“You can always survive a mistake in domestic affairs but you can get killed by one made in foreign policy” (Freeman 1997: 154)
“The foreign policy of Singapore must ensure, regardless of the nature of the government it has from time to time that this migrant community that brought in life, vitality, enterprise from many parts of the world should always find an oasis here whatever happens in the surrounding environment”
Introduction
In studying Lee's strategic thought, it is imperative to ask: what do I mean by ‘strategic thought’? The term ‘strategy’ means different things to different scholars.
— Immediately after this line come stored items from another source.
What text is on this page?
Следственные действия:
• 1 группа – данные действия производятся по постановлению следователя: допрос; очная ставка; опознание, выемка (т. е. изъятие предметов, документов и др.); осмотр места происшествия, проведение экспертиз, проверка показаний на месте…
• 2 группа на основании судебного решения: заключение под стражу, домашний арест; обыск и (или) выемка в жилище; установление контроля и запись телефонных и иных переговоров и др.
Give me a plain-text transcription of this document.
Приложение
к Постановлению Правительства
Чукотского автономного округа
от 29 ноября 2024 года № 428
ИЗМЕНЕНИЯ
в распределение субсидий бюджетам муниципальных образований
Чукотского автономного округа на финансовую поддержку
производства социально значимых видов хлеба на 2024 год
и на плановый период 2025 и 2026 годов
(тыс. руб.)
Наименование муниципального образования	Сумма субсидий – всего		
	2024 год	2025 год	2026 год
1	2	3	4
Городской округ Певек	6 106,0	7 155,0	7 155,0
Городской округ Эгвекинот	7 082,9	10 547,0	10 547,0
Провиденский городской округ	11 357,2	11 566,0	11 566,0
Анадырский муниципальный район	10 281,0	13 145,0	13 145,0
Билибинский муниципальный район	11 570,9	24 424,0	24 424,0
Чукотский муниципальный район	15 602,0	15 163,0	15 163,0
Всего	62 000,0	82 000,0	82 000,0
In the words of a strategic studies scholar, Bernard Loo, “at the end of the day, however, it seems to me that these notions of strategy really focus on the traditional definitions of security – the absence of external threats to states, in terms of both sovereignty as well as territorial integrity. In that regard, conceptions of geopolitics and how it translates into foreign policy exist quite comfortably within the rubric of security; and strategy (however defined) can be thought of as the logic that underpins the ways in which the use of instruments of power and force (both military as well as non-military) helps to ensure this ‘security’.” This article is therefore about Lee Kuan Yew's philosophy on foreign policy, his thinking on geopolitics as well as war and peace, all the while bearing in mind Raymond Aron's dictum that strategic thought “draws its inspiration each century, or rather at each moment in history, from the problems which events pose” (Buchan 1970).
Lee's strategic thought was essentially shaped by Singapore's unique situation as a small island state without a hinterland located in a strategic yet vulnerable region. It was formed against the backdrop of the worsening Cold War between the anti-communist West and the expanding communist bloc, which stretched across the Eurasian mainland to China, with the nations of the nascent non-aligned movement caught somewhere in between. As Lee reminded his audience in his S. Rajaratnam Lecture in 2009, “small countries have little power to alter the region, let alone the world.”